Facilitation and training
Non-formal education and training are the backbone of much of what Erasmus+ funds – and the new programme doubles down on this. The emphasis on inclusion, resilience, and democratic participation all require skilled facilitators who can work across cultures, languages, and contexts.
If your organisation trains trainers, designs learning experiences, or facilitates intercultural exchange, document it rigorously. Evaluation frameworks are being strengthened in the new programme, and impact evidence will matter more than ever. Start building your evidence base now.
What still needs to be watched
Not everything in the proposal is settled, and some open questions are directly relevant to NGOs:
Funding gaps for European Universities Alliances. The alliances now span education, research, HR, and governance – but Erasmus+ only covers the education dimension. The rest depends on Horizon Europe and national funding that is often fragmented or temporary. If you’re building partnerships with alliances, understand which pillar your collaboration falls under and plan accordingly.

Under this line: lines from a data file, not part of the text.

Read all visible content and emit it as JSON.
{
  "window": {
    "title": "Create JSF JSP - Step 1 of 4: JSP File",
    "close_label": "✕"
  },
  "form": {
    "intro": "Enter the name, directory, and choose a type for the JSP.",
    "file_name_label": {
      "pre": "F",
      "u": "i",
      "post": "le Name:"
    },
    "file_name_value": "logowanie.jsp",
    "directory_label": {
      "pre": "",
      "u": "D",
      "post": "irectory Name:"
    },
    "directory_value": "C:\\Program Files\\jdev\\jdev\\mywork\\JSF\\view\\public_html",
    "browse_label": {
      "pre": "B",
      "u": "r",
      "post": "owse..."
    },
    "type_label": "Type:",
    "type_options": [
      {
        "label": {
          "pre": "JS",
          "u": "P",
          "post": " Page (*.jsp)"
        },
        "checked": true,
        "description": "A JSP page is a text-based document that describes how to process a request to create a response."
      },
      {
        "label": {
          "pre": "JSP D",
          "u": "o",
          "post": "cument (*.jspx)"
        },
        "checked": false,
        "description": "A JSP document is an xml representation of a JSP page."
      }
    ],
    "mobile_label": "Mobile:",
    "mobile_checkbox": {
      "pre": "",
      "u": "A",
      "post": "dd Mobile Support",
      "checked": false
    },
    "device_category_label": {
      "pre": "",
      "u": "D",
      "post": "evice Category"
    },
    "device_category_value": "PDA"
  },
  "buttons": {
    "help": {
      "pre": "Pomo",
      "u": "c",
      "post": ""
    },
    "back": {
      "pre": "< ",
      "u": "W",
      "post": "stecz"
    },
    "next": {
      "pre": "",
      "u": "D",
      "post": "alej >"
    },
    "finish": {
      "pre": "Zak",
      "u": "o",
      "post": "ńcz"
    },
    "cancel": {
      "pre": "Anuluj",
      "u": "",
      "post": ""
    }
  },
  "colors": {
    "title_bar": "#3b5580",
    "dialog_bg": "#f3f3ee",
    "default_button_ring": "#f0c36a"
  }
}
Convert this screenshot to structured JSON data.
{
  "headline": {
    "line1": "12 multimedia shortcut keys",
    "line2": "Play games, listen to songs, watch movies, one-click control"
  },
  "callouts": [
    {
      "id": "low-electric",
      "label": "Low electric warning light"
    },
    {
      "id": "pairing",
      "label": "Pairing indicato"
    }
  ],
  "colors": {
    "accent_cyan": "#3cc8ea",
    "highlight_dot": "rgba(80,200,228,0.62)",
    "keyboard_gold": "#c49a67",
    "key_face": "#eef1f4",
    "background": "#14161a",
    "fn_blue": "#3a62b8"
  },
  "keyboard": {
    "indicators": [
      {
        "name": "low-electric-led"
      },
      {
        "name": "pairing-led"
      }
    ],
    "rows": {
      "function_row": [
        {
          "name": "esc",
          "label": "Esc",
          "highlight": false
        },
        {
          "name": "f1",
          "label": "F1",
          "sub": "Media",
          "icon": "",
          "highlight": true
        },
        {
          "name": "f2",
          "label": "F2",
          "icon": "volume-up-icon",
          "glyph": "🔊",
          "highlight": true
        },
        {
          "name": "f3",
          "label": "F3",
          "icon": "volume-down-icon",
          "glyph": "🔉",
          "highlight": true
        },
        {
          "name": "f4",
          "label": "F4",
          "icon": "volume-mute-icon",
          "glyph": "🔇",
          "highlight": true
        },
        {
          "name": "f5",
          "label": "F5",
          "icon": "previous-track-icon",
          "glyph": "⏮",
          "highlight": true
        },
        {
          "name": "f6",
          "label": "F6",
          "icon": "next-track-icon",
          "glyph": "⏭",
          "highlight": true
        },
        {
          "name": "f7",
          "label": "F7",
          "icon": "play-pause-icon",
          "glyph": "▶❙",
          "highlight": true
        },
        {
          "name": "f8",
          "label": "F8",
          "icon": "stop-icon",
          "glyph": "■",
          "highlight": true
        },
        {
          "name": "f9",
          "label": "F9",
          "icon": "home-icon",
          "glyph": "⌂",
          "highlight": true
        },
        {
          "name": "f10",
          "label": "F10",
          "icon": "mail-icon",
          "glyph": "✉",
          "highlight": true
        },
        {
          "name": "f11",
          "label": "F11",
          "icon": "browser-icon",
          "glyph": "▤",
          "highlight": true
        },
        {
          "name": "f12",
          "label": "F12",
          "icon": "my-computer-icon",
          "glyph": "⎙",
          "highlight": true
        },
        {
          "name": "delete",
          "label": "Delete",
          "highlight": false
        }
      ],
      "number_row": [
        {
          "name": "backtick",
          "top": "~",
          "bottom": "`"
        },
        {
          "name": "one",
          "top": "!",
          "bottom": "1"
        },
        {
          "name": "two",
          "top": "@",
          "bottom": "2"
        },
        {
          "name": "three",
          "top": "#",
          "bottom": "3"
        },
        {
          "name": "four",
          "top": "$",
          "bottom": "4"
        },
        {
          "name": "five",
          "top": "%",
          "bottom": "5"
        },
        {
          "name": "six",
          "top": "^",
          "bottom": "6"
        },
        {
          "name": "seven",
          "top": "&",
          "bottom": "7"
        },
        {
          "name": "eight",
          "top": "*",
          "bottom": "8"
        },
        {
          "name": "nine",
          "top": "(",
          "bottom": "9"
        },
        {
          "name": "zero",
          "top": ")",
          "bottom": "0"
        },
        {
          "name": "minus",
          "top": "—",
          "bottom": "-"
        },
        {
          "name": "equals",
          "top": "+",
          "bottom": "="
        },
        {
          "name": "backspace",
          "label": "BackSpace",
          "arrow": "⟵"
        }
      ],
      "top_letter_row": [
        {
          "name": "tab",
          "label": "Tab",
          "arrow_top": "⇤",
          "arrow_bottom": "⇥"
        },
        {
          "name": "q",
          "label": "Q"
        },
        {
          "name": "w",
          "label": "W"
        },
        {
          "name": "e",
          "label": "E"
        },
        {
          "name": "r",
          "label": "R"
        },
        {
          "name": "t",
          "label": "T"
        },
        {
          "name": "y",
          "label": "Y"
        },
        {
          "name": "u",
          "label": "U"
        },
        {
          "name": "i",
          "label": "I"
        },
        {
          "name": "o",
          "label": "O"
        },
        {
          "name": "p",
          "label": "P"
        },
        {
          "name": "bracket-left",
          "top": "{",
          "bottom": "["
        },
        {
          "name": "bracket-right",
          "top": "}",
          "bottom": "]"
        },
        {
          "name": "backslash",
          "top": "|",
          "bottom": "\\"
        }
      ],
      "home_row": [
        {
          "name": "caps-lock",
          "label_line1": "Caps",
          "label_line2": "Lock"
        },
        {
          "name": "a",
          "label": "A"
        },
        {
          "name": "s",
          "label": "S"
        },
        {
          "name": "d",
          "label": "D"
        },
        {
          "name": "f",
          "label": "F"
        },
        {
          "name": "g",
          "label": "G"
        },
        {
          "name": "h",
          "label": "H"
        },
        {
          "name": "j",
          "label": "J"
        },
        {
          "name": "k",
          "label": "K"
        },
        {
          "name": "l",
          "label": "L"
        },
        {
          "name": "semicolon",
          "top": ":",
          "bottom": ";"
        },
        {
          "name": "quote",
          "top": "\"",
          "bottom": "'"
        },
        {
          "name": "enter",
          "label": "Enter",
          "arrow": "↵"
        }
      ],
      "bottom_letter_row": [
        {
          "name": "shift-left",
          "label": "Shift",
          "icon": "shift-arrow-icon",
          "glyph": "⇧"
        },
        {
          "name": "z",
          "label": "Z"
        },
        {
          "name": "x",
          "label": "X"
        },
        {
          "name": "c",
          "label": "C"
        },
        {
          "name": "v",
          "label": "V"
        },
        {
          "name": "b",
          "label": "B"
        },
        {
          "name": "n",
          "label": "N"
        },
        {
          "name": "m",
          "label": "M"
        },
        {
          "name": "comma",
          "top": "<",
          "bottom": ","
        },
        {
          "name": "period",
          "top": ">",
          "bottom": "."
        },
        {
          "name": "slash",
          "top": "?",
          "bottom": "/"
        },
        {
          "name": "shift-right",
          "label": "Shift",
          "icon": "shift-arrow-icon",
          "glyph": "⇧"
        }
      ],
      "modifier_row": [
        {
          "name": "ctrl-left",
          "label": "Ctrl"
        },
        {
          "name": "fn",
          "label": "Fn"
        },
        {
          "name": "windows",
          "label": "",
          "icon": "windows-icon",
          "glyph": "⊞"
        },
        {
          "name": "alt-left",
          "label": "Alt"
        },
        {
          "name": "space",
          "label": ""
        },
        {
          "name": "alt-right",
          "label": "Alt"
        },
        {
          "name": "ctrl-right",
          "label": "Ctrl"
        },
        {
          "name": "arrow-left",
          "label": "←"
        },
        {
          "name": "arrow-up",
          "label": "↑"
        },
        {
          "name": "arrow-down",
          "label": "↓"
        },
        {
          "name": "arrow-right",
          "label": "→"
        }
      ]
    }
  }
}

Visa and access barriers for non-EU partners. The programme aspires to be global, particularly in the Western Balkans, Southern Mediterranean, and Sub-Saharan Africa. But visa barriers and unequal funding access remain real obstacles. If your work involves international partners from outside the EU, factor this into your project design and build in flexibility.
The European Degree label. Progress is being made on automatic recognition and joint accreditation, but legal and financial frameworks are not yet aligned. For organisations involved in accredited learning or professional development, keep an eye on how this develops.
Three things to do before 2028
1. Map your portfolio against the new priorities. Go through your recent projects and ask honestly: where do they connect to democratic values, inclusion, green transition, digital skills, and societal resilience? Where are the gaps? This mapping exercise will shape your project development strategy for the next two years.
2. Build or strengthen your European partnerships now. Erasmus+ rewards established consortia. If you don’t yet have reliable partners in other European countries – particularly in candidate countries and underrepresented regions – start those conversations before the calls open. Partnerships built under pressure rarely produce the best projects.
3. Invest in your evidence and documentation systems. The new programme places greater emphasis on performance and impact evaluation. If you’re still relying on anecdotal feedback and end-of-project reports, now is the time to develop more robust monitoring approaches. Not because auditors demand it, but because the organisations that can clearly demonstrate their impact will be in a far stronger position when writing proposals.
The bottom line
Erasmus+ 2028–2034 is not a radical departure from what came before – it’s an evolution, and a broadly positive one. The priorities align well with the work that NGOs in creative, civic, and educational sectors are already doing. The budget is growing. The inclusion agenda is strengthening.
But the programme is also becoming more complex, more competitive, and more demanding in terms of evidence and strategic coherence. The organisations that will thrive are the ones preparing now – not waiting for the programme guide to drop in 2027.
The ambition is there. The question is whether your organisation will be ready to meet it.
This article draws on the European Commission’s proposal for Erasmus+ 2028–2034 and published analysis from the European University Association (EUA), the Erasmus Student Network (ESN), and the European Youth Forum.